Według różnych szacunków, z 2,5 miliona Ormian żyjących w Imperium Osmańskim, na skutek eksterminacji w końcu XIX i na początku XX wieku wymordowano 1-1,5 miliona. Jak wyjaśnia wiceprezes Fundacji Kultury i Dziedzictwa Ormian Polskich największe nasilenie ludobójstwa miało miejsce w latach 1915-16, natomiast prześladowania trwały do 1923 roku. - Bezpośrednim powodem był nacjonalizm turecki, zbrodnicza ideologia panturanizmu propagowana przez ówczesny rząd młodoturków - wyjaśnia Armen Artwich. Ważną rolę odgrywał czynnik religijny - Ormian od zawsze dyskryminowano jako chrześcijan, ale to budowa państwa łączącego wszystkie ludy tureckie od Bosforu aż po Ałtaj sprawiła, że "kwestię ormiańską" - oraz innych mniejszości - postanowiono rozwiązać ostatecznie.

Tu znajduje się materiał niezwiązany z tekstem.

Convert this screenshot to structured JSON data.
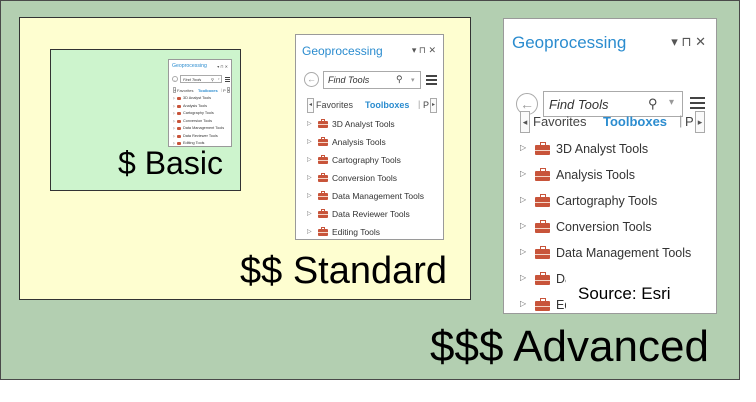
{
  "tiers": {
    "basic": "$ Basic",
    "standard": "$$ Standard",
    "advanced": "$$$ Advanced"
  },
  "pane": {
    "title": "Geoprocessing",
    "controls": "▾ ⊓ ✕",
    "search_placeholder": "Find Tools",
    "tabs": {
      "favorites": "Favorites",
      "toolboxes": "Toolboxes",
      "next_tab_partial": "P"
    },
    "toolboxes": [
      "3D Analyst Tools",
      "Analysis Tools",
      "Cartography Tools",
      "Conversion Tools",
      "Data Management Tools",
      "Data Reviewer Tools",
      "Editing Tools"
    ]
  },
  "source": "Source: Esri",
  "colors": {
    "advanced_bg": "#b3cfb1",
    "standard_bg": "#fefed0",
    "basic_bg": "#cdf4cd",
    "accent": "#2b8ccf",
    "toolbox_icon": "#c8543a"
  },
  "icons": [
    "back-arrow-icon",
    "search-icon",
    "dropdown-icon",
    "hamburger-menu-icon",
    "toolbox-icon",
    "expand-triangle-icon",
    "pin-icon",
    "close-icon"
  ]
}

- Do organizacji ludobójstwa rząd turecki podszedł przebiegle, zadbał o wizerunek w oczach zachodnich dyplomatów, dziś nazwalibyśmy to pijarem. Mówiono o deportacji w celu... ochrony ludności ormiańskiej - rozpoczął gość Jedynki opowieść o drastycznych działaniach "obliczonych na szybką zagładę". Kończąc spotkanie ze słuchaczami Jedynki Armen Artwich wyraził oczekiwanie Ormian na całym świecie wobec Turcji, które pozwoli im zakończyć proces żałoby.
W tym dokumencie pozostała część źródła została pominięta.